Regulatory Context and Potential Refinement of Indications
Andexanet alfa received FDA accelerated approval in 2018 based on interim results from ANNEXA-4, which demonstrated a change in anti-activated FXa activity, a surrogate endpoint. Currently, andexanet alfa is indicated for the reversal of anticoagulation in patients treated with rivaroxaban (Xarelto) or apixaban (Eliquis) when life-threatening or uncontrolled bleeding occurs. Some panel members suggested refining the indications for andexanet alfa to better identify patients who would benefit most from the drug while minimizing the risk of thrombotic events.

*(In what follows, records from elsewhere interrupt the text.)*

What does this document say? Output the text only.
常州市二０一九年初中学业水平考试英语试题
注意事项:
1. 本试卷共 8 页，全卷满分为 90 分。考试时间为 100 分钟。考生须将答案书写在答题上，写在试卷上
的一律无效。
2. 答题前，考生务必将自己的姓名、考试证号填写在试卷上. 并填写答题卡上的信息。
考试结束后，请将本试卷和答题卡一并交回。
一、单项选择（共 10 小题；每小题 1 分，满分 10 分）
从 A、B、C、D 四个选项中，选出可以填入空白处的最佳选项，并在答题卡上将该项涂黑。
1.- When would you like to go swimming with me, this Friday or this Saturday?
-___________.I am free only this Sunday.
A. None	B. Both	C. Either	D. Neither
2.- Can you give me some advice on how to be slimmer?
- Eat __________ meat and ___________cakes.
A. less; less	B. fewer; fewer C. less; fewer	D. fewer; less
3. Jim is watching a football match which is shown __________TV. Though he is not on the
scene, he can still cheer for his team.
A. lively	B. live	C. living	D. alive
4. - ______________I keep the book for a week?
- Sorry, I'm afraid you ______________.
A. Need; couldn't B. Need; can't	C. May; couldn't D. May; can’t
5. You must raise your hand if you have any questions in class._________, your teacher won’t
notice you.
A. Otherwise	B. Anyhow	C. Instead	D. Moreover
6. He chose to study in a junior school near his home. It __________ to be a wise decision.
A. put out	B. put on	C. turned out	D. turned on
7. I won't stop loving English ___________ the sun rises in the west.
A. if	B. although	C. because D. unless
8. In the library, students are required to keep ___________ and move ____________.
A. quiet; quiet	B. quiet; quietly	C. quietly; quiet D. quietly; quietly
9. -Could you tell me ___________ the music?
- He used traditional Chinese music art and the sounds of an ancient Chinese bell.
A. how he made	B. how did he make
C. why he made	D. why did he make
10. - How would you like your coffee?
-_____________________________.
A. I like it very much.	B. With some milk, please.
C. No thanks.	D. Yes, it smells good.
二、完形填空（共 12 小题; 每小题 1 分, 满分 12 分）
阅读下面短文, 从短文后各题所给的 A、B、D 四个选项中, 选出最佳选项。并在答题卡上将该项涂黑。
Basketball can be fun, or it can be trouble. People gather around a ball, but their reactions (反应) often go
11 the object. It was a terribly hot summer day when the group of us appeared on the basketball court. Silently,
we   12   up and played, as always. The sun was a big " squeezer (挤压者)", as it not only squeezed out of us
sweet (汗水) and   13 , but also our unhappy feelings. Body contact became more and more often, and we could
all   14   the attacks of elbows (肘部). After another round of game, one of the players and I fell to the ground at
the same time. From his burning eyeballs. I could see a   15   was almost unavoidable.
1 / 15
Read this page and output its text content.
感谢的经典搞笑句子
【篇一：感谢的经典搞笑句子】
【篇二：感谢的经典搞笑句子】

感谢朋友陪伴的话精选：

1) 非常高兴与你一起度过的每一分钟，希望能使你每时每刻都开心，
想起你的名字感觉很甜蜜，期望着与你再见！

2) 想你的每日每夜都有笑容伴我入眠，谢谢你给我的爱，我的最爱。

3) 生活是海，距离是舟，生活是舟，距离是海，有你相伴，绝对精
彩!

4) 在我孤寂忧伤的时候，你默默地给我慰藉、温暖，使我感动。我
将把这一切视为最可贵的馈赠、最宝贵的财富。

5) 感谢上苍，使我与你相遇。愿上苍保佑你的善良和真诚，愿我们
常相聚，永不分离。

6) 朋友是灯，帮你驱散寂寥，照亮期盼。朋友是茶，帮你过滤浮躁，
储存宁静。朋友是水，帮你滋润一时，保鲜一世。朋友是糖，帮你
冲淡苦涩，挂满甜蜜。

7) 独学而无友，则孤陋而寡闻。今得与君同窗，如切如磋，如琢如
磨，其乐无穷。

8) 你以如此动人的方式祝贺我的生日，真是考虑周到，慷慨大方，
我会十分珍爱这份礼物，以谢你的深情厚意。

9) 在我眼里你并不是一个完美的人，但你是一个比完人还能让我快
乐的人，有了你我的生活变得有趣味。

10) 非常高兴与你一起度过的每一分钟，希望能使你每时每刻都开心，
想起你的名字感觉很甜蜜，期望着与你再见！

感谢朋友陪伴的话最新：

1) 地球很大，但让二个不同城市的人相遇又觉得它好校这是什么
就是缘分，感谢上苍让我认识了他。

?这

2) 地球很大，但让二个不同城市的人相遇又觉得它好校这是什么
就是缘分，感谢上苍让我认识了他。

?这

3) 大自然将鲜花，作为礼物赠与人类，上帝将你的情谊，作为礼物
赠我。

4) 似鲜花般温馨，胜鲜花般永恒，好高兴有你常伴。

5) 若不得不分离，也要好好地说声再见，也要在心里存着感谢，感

Mechanism of Action and Trial Details
Andexanet alfa is a recombinant modified human FXa protein designed to bind FXa inhibitors and restore thrombin generation. In the ANNEXA-I trial, patients were randomized to either a low-dose or high-dose andexanet alfa regimen based on the timing and dosage of their last DOAC dose. The primary endpoint, hemostatic efficacy, was a composite of hematoma expansion of 35% or less, an increase of less than 7 points on the National Institutes of Health Stroke Scale, and no receipt of rescue therapy.
The FDA is not bound to follow the advice of its advisory committees but typically does so. The advisory panel members were not asked to vote on further regulatory action for andexanet alfa.